ECLI:NL:GHLEE:2009:BJ5230
Gerechtshof Leeuwarden
- Hoger beroep
- A.J. Rietveld
- P. Koolschijn
- J. Hielkema
- Rechtspraak.nl
Veroordeling wegens valsheid in geschrift met betrekking tot bijstandsuitkering
In deze zaak heeft het Gerechtshof Leeuwarden op 14 augustus 2009 uitspraak gedaan in hoger beroep tegen een vonnis van de politierechter in de rechtbank Groningen. De verdachte, geboren in 1965 en woonachtig in [woonplaats], was eerder veroordeeld wegens valsheid in geschrift, meermalen gepleegd, in het kader van haar bijstandsuitkering. De politierechter had haar een straf opgelegd, waartegen de verdachte in hoger beroep ging. Het hof heeft het vonnis van de politierechter vernietigd en opnieuw recht gedaan. De advocaat-generaal had gevorderd dat de verdachte zou worden veroordeeld tot een werkstraf van 34 uren, subsidiair 17 dagen vervangende hechtenis. Het hof heeft deze vordering overgenomen en de verdachte veroordeeld tot een werkstraf van 34 uren.
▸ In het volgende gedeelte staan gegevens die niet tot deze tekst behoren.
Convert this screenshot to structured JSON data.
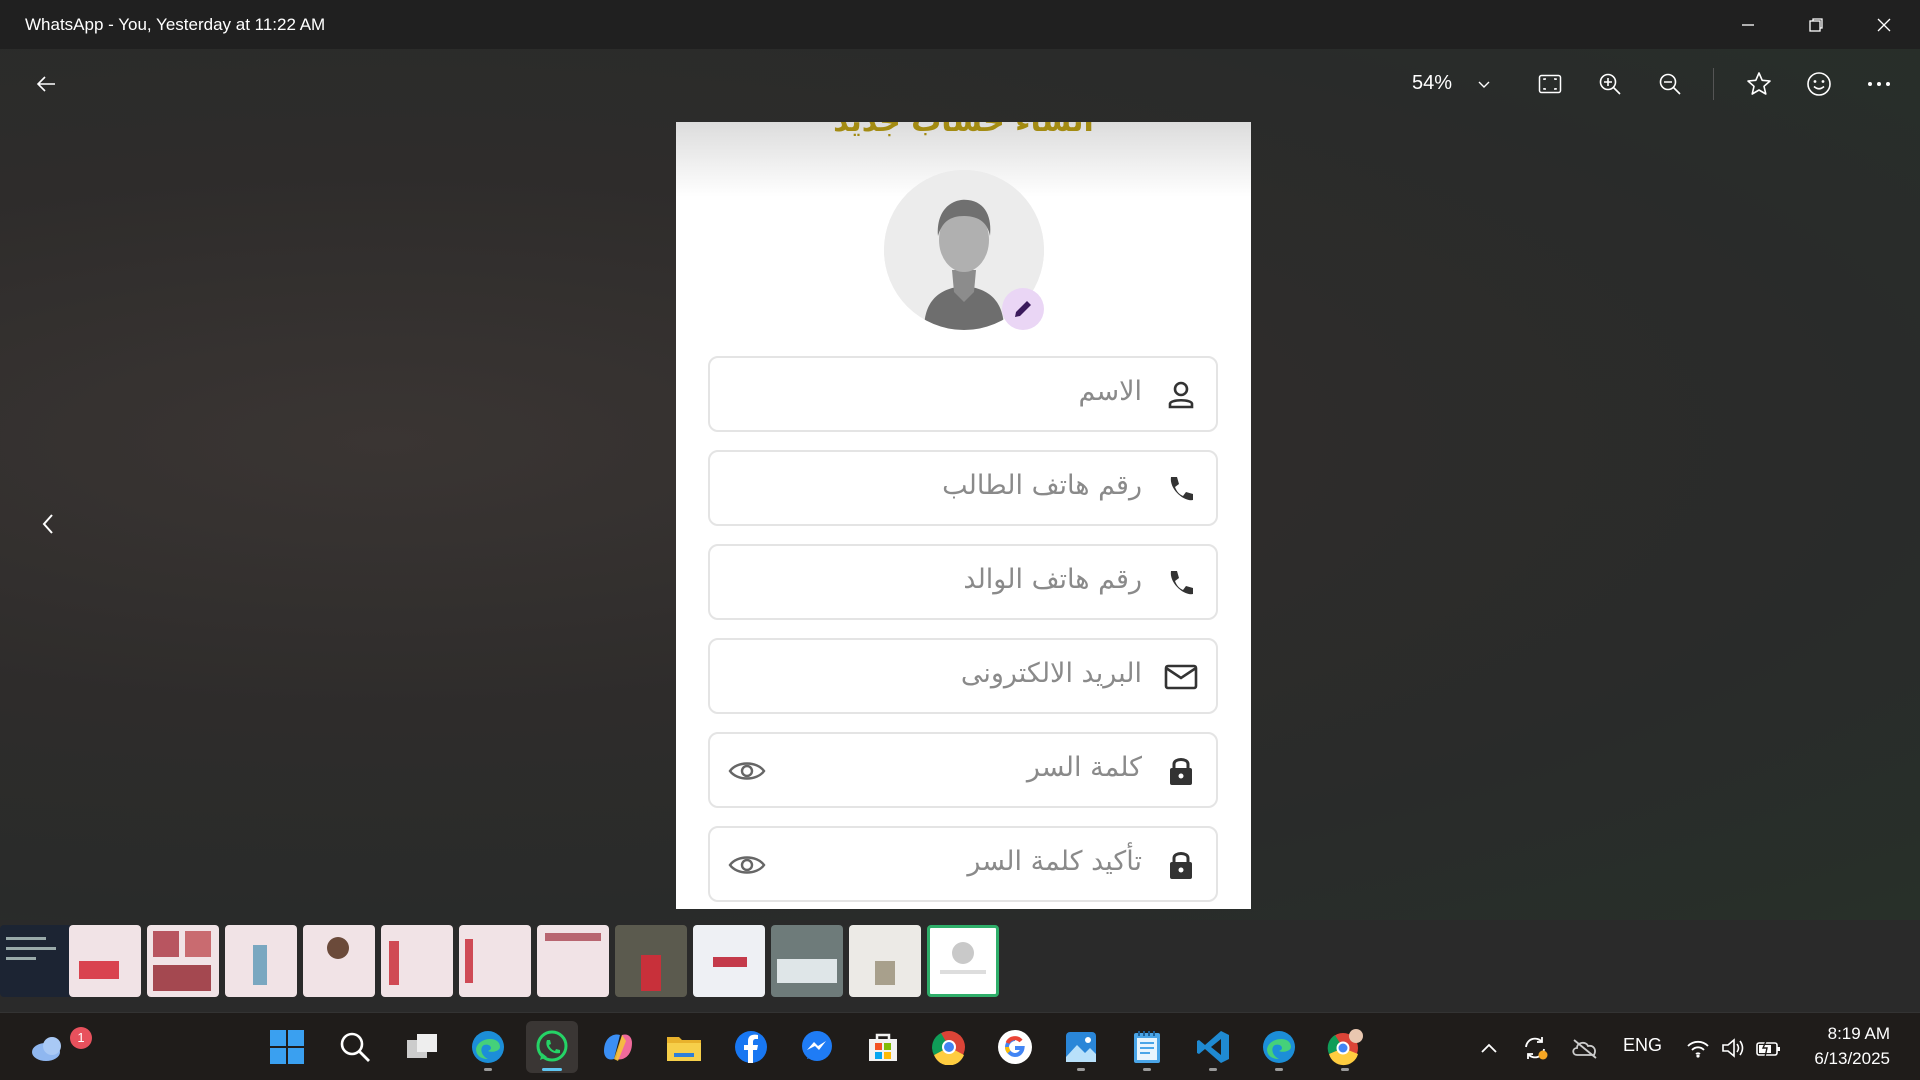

De zaak draaide om de vraag of het Openbaar Ministerie ontvankelijk was in de vervolging van de verdachte. De raadsman voerde aan dat het benadelingsbedrag, dat door de Sociale Recherche was vastgesteld, onder de grens van € 6.000,- lag, waardoor het Openbaar Ministerie niet-ontvankelijk zou moeten worden verklaard. Het hof verwierp dit verweer en oordeelde dat het benadelingsbedrag, dat aanvankelijk op € 24.028,57 was vastgesteld, later was herberekend naar € 9.606,66, wat voldoende was voor ontvankelijkheid.
Het hof achtte wettig en overtuigend bewezen dat de verdachte zich schuldig had gemaakt aan valsheid in geschrift door op de maandelijkse verklaringen van de Wet Werk en Bijstand (WWB) niet te vermelden dat zij inkomsten uit arbeid had ontvangen. Het hof overwoog dat de verdachte het vertrouwen in het gebruik van geschriften die tot bewijs dienen, had geschaad. Bij de straftoemeting hield het hof rekening met het feit dat de verdachte niet eerder was veroordeeld voor strafbare feiten. Gezien de aard en ernst van de feiten, alsook de omstandigheden waaronder deze waren begaan, vond het hof een werkstraf van 34 uren passend.